You experience this as an irregular heartbeat, skipped beats, or runs of tachycardia that feel unpredictable. Unlike a blocked artery or a structural defect, your heart’s electrical system is simply receiving slightly altered instructions. Your EKG might show subtle variations or it might look normal at rest, but during position changes or stress, the instability becomes obvious. You feel your heart stuttering, fluttering, or racing erratically. Stimulants worsen it dramatically.

KCNQ1 encodes a potassium channel that plays a critical role in repolarizing your heart cells after they fire. When the action potential has passed and sodium channels close, potassium channels like KCNQ1 open to let potassium flow out, returning the cell to resting potential. This repolarization phase is just as important as depolarization. If it’s too slow or too fast, your heart’s electrical rhythm destabilizes.

Variants in KCNQ1 are relatively uncommon in the general population but when present, they impair repolarization kinetics. KCNQ1 variants can prolong the QT interval, meaning repolarization takes too long, creating windows of electrical instability where dangerous arrhythmias can initiate. Your heart’s recovery phase is sluggish.

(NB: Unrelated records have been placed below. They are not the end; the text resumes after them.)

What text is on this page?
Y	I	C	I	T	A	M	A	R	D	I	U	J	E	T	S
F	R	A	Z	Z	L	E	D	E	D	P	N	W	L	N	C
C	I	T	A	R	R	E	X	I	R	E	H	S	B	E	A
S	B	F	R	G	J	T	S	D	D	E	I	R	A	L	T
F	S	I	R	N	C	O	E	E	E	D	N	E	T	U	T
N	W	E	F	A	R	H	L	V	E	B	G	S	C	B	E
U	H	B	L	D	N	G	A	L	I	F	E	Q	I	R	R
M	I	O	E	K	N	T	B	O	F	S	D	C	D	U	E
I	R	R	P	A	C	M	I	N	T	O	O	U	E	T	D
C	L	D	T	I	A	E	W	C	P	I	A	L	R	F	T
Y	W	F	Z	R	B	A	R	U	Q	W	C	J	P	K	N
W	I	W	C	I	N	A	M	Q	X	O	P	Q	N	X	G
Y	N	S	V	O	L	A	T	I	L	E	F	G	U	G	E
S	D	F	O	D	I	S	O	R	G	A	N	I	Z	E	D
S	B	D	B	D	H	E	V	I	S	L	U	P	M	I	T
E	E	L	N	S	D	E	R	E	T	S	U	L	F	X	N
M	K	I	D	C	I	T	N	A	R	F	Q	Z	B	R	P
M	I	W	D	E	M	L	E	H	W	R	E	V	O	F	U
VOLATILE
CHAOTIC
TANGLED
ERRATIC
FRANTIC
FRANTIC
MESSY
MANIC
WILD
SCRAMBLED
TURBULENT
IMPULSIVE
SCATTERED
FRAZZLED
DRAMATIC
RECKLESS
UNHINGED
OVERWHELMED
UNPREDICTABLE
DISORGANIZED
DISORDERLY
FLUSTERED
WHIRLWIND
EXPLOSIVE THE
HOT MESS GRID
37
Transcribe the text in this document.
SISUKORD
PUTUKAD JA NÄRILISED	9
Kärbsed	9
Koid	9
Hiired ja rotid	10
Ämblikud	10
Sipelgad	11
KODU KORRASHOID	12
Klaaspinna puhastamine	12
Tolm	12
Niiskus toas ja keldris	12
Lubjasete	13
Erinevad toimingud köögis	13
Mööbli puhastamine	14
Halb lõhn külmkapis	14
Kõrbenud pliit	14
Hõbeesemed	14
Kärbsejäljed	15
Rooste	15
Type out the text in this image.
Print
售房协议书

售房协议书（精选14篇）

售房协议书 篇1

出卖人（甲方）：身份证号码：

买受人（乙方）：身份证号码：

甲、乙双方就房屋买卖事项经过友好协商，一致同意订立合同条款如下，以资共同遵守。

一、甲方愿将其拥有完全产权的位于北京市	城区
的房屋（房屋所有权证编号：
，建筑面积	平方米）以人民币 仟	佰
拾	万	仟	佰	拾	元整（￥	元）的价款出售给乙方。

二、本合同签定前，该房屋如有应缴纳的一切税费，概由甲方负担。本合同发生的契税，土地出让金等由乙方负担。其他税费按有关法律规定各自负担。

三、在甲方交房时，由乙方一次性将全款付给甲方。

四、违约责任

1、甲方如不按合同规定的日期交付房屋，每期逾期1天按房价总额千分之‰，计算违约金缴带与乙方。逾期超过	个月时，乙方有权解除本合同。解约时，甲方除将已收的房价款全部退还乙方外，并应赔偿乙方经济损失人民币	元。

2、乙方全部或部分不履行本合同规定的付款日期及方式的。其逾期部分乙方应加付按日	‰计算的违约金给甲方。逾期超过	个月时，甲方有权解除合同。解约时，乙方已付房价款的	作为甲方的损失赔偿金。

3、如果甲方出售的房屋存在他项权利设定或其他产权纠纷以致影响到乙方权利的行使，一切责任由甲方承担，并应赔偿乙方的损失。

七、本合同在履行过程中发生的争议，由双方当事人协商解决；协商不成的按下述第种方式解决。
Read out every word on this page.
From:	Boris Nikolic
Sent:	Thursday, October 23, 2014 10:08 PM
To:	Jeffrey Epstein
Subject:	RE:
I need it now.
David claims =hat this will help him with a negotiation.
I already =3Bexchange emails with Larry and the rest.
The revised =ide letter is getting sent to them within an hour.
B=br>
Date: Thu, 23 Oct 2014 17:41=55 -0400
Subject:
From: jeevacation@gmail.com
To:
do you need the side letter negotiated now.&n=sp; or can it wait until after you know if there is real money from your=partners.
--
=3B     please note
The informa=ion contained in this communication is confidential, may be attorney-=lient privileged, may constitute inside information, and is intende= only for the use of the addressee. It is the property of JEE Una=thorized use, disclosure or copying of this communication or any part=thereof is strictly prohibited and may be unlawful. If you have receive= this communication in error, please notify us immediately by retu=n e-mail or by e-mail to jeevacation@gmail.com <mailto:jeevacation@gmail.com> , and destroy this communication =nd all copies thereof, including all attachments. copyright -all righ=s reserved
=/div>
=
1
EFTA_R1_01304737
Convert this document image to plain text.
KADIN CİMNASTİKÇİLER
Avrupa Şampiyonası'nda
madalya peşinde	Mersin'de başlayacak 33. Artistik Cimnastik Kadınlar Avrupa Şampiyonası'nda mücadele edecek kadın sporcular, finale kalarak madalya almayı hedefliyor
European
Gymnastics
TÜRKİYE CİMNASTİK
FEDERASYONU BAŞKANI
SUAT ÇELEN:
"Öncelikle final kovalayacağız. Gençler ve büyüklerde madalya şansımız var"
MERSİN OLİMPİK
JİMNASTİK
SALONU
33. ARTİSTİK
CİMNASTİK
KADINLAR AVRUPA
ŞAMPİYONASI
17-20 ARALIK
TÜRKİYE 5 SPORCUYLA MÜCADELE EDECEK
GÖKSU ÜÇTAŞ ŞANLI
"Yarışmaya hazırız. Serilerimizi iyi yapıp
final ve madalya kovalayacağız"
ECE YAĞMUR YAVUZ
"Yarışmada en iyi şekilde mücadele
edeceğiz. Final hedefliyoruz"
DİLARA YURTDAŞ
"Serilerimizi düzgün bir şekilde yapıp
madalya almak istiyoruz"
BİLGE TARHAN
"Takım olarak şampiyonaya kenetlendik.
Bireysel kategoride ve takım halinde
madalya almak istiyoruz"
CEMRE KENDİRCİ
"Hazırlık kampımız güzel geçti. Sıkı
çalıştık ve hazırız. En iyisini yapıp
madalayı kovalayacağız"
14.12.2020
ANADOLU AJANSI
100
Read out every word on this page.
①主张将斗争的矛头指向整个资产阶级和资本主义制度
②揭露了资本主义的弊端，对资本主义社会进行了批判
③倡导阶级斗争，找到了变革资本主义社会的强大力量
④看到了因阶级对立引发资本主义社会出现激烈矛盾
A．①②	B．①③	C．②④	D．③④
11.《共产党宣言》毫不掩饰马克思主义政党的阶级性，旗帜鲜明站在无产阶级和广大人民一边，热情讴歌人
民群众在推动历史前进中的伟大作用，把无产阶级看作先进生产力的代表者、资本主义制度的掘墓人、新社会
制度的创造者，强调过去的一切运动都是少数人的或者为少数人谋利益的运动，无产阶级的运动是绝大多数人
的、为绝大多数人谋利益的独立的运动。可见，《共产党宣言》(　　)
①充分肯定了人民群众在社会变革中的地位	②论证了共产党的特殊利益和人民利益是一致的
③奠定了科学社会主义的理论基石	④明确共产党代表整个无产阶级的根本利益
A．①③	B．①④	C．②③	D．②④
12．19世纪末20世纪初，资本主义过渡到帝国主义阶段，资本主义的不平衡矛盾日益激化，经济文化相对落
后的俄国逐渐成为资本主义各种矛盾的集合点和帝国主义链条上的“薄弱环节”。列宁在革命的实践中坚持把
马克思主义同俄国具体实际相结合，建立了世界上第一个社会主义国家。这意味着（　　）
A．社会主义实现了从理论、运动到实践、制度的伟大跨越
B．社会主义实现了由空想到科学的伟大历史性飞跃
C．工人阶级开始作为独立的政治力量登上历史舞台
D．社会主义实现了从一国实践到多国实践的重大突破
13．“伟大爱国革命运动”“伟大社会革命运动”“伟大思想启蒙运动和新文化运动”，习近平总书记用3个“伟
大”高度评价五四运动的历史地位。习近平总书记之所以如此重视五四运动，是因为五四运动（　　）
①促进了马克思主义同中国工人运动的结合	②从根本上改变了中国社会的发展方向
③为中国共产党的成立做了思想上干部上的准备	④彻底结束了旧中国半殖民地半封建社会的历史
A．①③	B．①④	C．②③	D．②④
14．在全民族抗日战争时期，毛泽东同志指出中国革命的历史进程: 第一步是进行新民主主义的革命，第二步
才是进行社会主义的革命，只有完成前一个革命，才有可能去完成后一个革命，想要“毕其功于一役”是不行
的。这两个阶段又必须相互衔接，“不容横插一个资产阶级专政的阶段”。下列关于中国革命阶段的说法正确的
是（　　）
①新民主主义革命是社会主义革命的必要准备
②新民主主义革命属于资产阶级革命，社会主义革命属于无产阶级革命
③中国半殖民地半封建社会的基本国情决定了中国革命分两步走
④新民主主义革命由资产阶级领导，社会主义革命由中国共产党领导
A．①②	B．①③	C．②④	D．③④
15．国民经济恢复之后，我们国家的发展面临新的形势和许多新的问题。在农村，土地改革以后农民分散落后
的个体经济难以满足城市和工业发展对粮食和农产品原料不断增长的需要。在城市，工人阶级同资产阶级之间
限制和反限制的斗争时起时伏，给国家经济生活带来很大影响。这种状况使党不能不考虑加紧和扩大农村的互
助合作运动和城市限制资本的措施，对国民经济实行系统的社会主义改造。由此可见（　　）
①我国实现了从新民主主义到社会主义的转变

You feel this as palpitations, especially after meals, with exercise, or during stress. Your heart rate may surge and then take too long to settle back down. You might notice your symptoms are worse when your potassium or magnesium is low, or when you’re dehydrated. Unlike the other genes here, KCNQ1 variants carry real risk for serious arrhythmias under certain conditions. This is one where genetic knowledge is genuinely protective because you can avoid the triggers that provoke the instability.